Buron, in his slightly tight-fitting black Lanvin suit, presented his ticket to the usher without forgetting to give her a smile. The young woman guided him to the third row of the boxes and pointed to the fourth seat in. As always, Buron’s features contorted in a brief grimace as he contemplated how narrow the gap was. Damn these Italian-style theaters, he thought to himself. The hum of the audience in the Salle Richelieu began to swell, and heady gusts of perfume wafted across the walkways. The divisionnaire was already reveling in the spectacle. Don Giovanni in French—absolutely unmissable. The customary three claps sounded as he wedged himself into the red-velvet seat. He was feeling marvelously at ease that evening, safe in the knowledge that Capestan would do what was necessary.
38
The neon lights were buzzing in the hospital’s lackluster corridor, and the air was thick with the unmistakable smell of bleach. Capestan’s shoes squeaked on the blue-black marble-effect linoleum as she followed the numbers on the patient room doors. One of them was ajar, revealing a bed-bound patient in a crumpled hospital gown wriggling up toward her dinner tray. Capestan knocked when she reached number 413.
Wearing a pair of yellow flannel pajamas with brown bears on them, Torrez was sitting up in bed, propped against a white pillow. He had a bandage double-wrapped around his head and a splint was preventing his shoulder and elbow from moving. His right hand was attached to a drip via a plastic cannula, and the bag was filled with a thick, transparent liquid.
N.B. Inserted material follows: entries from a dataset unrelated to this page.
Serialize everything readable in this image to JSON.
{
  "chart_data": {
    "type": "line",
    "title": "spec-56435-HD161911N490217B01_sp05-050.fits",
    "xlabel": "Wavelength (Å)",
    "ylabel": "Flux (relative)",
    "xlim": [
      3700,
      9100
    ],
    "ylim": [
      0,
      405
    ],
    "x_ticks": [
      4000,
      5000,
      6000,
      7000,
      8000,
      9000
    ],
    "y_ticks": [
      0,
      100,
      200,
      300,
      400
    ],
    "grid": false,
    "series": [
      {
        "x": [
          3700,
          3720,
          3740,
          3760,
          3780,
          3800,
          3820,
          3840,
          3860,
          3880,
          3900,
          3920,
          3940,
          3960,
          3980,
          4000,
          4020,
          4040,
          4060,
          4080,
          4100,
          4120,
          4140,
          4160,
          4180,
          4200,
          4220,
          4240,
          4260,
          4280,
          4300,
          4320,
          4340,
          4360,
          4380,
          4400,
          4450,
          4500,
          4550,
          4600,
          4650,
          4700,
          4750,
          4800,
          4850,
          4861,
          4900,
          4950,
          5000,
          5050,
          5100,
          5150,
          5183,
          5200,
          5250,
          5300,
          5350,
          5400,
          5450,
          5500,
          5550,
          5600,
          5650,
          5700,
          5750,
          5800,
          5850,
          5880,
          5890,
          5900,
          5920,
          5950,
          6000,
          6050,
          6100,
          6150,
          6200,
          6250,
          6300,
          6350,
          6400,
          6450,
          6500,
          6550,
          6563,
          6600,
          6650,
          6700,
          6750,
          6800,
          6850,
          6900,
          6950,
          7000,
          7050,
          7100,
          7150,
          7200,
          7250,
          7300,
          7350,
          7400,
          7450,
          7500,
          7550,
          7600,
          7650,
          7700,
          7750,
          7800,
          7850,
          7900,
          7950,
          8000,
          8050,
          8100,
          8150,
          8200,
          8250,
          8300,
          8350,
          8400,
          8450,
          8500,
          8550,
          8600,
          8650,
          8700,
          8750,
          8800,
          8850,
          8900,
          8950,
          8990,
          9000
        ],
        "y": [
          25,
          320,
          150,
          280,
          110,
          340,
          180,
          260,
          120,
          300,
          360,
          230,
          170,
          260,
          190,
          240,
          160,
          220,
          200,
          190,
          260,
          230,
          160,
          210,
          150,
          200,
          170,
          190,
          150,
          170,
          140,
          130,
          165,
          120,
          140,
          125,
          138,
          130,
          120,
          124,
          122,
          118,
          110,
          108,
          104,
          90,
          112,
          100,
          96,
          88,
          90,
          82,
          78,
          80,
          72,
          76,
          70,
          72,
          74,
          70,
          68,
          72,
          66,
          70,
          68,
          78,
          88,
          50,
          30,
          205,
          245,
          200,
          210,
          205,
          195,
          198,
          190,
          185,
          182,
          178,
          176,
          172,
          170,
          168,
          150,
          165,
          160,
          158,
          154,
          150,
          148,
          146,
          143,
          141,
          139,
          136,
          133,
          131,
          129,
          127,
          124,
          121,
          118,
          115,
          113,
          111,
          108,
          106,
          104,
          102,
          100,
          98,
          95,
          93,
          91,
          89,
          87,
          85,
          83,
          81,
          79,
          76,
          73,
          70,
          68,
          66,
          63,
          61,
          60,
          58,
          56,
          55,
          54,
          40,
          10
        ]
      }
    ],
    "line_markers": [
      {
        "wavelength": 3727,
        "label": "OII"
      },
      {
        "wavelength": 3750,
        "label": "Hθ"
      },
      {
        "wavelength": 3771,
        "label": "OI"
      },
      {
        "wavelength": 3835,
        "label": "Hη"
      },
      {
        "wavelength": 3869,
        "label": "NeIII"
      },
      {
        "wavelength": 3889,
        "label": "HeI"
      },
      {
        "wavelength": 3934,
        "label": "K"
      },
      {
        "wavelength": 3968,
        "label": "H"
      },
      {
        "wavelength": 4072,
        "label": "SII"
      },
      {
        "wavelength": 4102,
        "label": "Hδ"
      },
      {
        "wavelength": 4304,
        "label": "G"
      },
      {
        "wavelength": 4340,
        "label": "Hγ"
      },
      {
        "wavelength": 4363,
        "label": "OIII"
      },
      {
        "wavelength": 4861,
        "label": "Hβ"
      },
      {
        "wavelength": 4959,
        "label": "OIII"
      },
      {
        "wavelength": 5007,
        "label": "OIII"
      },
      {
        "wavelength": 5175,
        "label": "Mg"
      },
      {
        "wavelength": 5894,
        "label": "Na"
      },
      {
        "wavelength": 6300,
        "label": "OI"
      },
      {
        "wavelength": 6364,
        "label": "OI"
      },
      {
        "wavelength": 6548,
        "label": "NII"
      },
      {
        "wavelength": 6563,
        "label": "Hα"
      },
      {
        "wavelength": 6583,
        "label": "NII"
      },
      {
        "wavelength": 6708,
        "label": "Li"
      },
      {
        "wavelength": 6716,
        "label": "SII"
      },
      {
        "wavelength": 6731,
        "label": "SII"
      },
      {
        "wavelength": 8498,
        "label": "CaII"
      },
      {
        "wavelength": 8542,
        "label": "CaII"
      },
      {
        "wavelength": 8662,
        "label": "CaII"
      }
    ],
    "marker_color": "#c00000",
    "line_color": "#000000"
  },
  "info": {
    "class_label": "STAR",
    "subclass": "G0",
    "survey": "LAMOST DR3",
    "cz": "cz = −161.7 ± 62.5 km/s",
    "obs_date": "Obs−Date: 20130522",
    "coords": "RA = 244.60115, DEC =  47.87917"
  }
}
He was gripping the remote in his right hand even though the TV was off. His face lit up when he saw Capestan. The commissaire had brought along a portable stereo and a CD of French classics, which she placed on his bedside table.
“How are we this evening?” she said, adopting the tone of a nurse about to empty a bedpan.
“We’re fine, we’re happy. We’d quite like to pee.”
“Oh! Do you want me to call someone?” Capestan asked.
“No, I’m only joking.”
Torrez smiled broadly, causing his bandages to crinkle. Capestan wasn’t sure she had seen that expression on his face before. He winced as he sat up a bit higher. The monitor next to his bed emitted some beeps that sounded like a game of Breakout on an old Atari Arcade. Capestan didn’t know how to express her thoughts, so she kept things simple for lack of a better option:
“Thank you. If it weren’t for you I would have been a goner.”
“Don’t you realize?” Torrez said, seeming genuinely happy. “You’re not dead. I took the hit.”
She felt terrible, but Torrez was in high spirits:
“The spell’s over. It’s been reversed, even. I didn’t just avoid cursing you, I actually kept you alive, too.”
“I was certain nothing would happen to me. I don’t believe in bad luck. I’m all about good luck.”
A shadow fell over the lieutenant’s swollen face:
“You think it’ll only work on you?” he said.
“No! No, not at all,” Capestan said, backpedaling furiously.